More blunders as mainstream media attempts to copy what makes web players successful.  This major headline fail occurred on a slow spring Saturday night.  The oil spill was consuming the world, but somehow CNN forgot to mention that the US was fighting wars in two countries and that the US and Europe had massive economic issues.  In fact, the Dow had cratered 300 points just 24 hours before this was the main section on CNN.com We had the missing blonde girl again, a sex scandal in the NFL (yes, I read that one),  a porn actor who maybe committed suicide, a car crash, a plane crash and general interest news.  Take a look at the stories (click to make the image bigger) Besides CNN lacking any sort of credibility that goes with gravitas, look at the circled link.  I was frustrated the second I saw the words, “vice president” and “attack”.  I knew it wasn’t anything major, but I immediately begin thinking of minor things that would warrant a story. Did someone get close enough to Vice President Biden to throw a liquid on him? How did the Secret Service allow that person to get close? Oh man, I sure hope no one threw oil at him. Because only CNN can do justice to their over-the-top headline, I’ll quote the first two sentences of their article.

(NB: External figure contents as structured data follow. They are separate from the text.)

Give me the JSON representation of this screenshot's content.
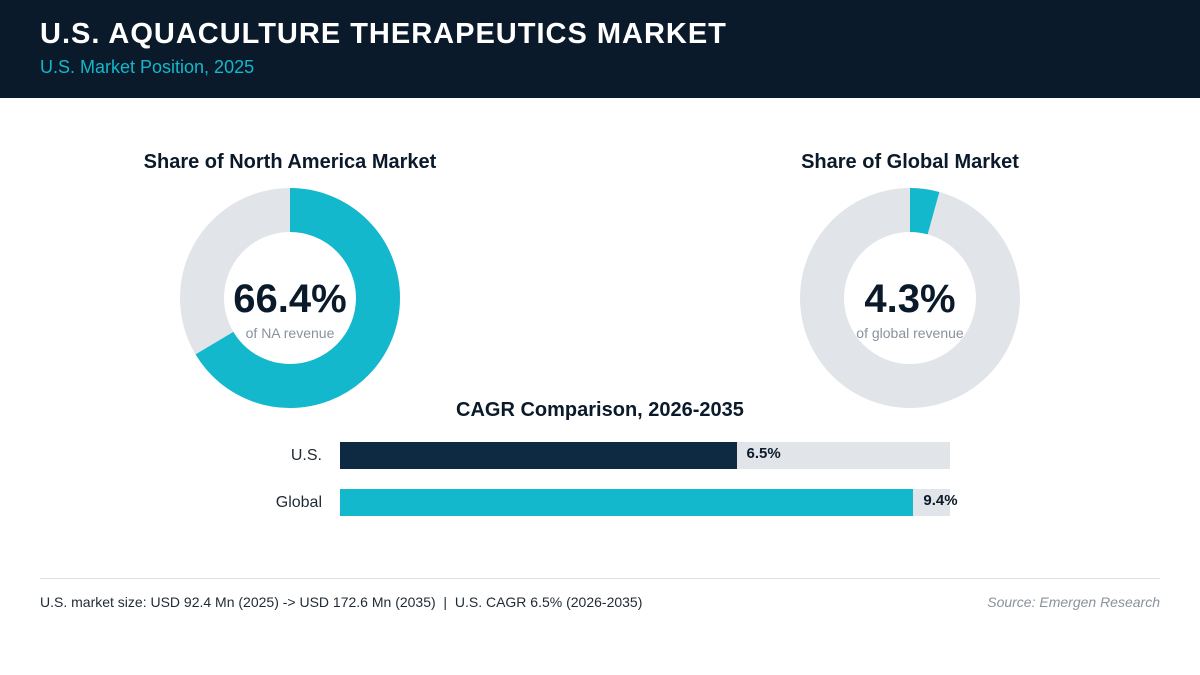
{
  "header": {
    "title": "U.S. AQUACULTURE THERAPEUTICS MARKET",
    "subtitle": "U.S. Market Position, 2025"
  },
  "colors": {
    "header_bg": "#0a1a2a",
    "accent": "#13b8cc",
    "navy": "#0e2a42",
    "track": "#e1e5e9"
  },
  "chart_data": [
    {
      "type": "pie",
      "title": "Share of North America Market",
      "values": [
        66.4,
        33.6
      ],
      "center_value": "66.4%",
      "center_caption": "of NA revenue",
      "colors": [
        "#13b8cc",
        "#e1e5e9"
      ]
    },
    {
      "type": "pie",
      "title": "Share of Global Market",
      "values": [
        4.3,
        95.7
      ],
      "center_value": "4.3%",
      "center_caption": "of global revenue",
      "colors": [
        "#13b8cc",
        "#e1e5e9"
      ]
    },
    {
      "type": "bar",
      "orientation": "horizontal",
      "title": "CAGR Comparison, 2026-2035",
      "categories": [
        "U.S.",
        "Global"
      ],
      "values": [
        6.5,
        9.4
      ],
      "value_labels": [
        "6.5%",
        "9.4%"
      ],
      "xlim": [
        0,
        10
      ],
      "colors": [
        "#0e2a42",
        "#13b8cc"
      ]
    }
  ],
  "footer": {
    "note": "U.S. market size: USD 92.4 Mn (2025) -> USD 172.6 Mn (2035)  |  U.S. CAGR 6.5% (2026-2035)",
    "source": "Source: Emergen Research"
  }
}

Joe Biden came under friendy fire during a summer-kickoff barbeque at the vice president’s residence Saturday. During the event for White House reporters and their families, the president’s No. 2 was attacked with sqiurt guns by his grandchildren and by children of members of the press corps.

Wait–some grandkids squirted their grandpa with a water gun?   And CNN has the gall to put that in a link with the terms “Vice President” and “attack”?   Writing compelling copy for the web is hard.  The audiences are different, the styles are different and the reading (more often scanning) is far more difficult. CNN .com’s headline failed because they tried a direct response trick of writing an outrageous headline that generates a click.  Except when we do that in advertising, we anger the prospect unless we deliver the actual event.  They leave the advertiser’s site and the advertiser has paid for the click.   CNN did the same thing and paid not with a 50 cent click, but with continuing erosion of their ability to be reliable and relevant online. Your takeaway as a small business is to not use wild over-promises to generate web traffic.  At best, you’ll simply waste money.  But you might take brand damage.  And that’s not damage from a water gun, even if you end up all wet.